When Abrams spoke with Rolling Stone, she felt unencumbered by the moment. “‘Burden,’ I think, is the wrong word,” she says. “I see this as a shared opportunity, but it’s also about what can happen if we do this, when we do this.” This isn’t just Abrams running her race – or running it in a red state, in the South, while a member of a particular race. Understanding her appeal and strategy are essential if Democrats hope to replicate her success. I don’t refer solely to her biography, which is itself extraordinary and perhaps inimitable. How many gubernatorial hopefuls are both Yale Law alums and bestselling romance novelists? Abrams paired her personal narrative – including a frank Fortune op-ed about being more than $200,000 in debt – with a pitch aimed at mobilizing all liberal voters in the state. The New Georgia Project, which Abrams started in 2014, is working to register a “New American Majority” of young folks, unmarried women and people of color – a coalition that the group says makes up 62 percent of the voting-age population in Georgia, but only 53 percent of registered voters. “For me, it’s less a function of ideological defeat than it is about inspirational success,” Abrams says. “We are going to inspire voters who, for the first time, see their values in the candidate, and see the investment follow those values.”

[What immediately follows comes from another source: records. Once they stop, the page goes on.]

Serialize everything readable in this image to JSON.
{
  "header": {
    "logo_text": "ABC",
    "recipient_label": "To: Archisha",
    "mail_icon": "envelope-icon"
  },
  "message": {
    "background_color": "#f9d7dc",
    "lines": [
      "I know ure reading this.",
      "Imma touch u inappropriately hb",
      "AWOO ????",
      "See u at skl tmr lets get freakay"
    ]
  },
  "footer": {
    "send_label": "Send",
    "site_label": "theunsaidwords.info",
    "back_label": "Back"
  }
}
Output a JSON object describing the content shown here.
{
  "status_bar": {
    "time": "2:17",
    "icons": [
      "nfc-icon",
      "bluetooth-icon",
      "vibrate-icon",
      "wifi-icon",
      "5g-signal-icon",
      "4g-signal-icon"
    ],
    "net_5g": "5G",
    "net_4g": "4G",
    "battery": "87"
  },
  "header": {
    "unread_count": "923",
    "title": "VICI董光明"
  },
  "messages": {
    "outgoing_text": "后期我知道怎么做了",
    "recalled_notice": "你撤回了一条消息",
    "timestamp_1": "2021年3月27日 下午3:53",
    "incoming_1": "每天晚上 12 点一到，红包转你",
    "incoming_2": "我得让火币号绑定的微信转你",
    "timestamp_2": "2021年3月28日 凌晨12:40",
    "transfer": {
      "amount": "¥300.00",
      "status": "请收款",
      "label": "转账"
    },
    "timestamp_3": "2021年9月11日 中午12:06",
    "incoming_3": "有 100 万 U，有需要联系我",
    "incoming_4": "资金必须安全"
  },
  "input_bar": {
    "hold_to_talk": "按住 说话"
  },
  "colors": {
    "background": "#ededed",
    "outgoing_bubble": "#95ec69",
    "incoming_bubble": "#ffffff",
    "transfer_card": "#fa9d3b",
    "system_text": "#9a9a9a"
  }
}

Abrams’ untapped voting bloc is partly due to the New Great Migration, the generations-long sequel to the one that saw black Southerners head north for jobs or merely to flee Jim Crow. A 2004 Brookings Institution study found that Atlanta netted more than 216,000 black migrants from 1975 to 2000. While states like New York suffered net losses of educated African-Americans in the late 1990s, Georgia was among the top states attracting them. Turning out these voters should be obvious. “Everyone is skeptical of the strategy until they win big,” says Jessica Byrd, a political consultant who works with black women candidates and black organizations across the country. “Even the brightest rising stars of progressive politics are considered underdogs for prioritizing people over media buys.”
This year, that conventional wisdom is being challenged less with rhetoric than with results. Alexandria Ocasio-Cortez, a 28-year-old Bronx native, upset Democratic stalwart Joe Crowley in New York’s 14th District by running unapologetically to the far left: Medicare-for-all, housing is a human right, assault-weapons ban and so on. Abrams’ ally Ben Jealous, a former NAACP president and now Maryland’s Democratic nominee for governor, espoused the same platform that made him a Bernie Sanders surrogate in 2016. Even if a candidate isn’t a Democratic Socialist, there is a palpable boldness in the campaigning that we’re seeing on the left, and it is producing wins.
Though Abrams is widely considered an underdog, the possibility of her victory is real. According to a Democratic pollster connected to the Abrams campaign, her name identification in the state is more than 76 percent, and she has outpolled both of her Republican opponents. But even if she loses in November, Abrams’ party would be wise to follow her lead, both by backing more black women and seeking more places to win in the South. It may take a while for Democrats to grasp that. But as Abrams says, “If the party isn’t there when you start, we’ll make certain they get there. And that once we get them there, then that’s where they stand.”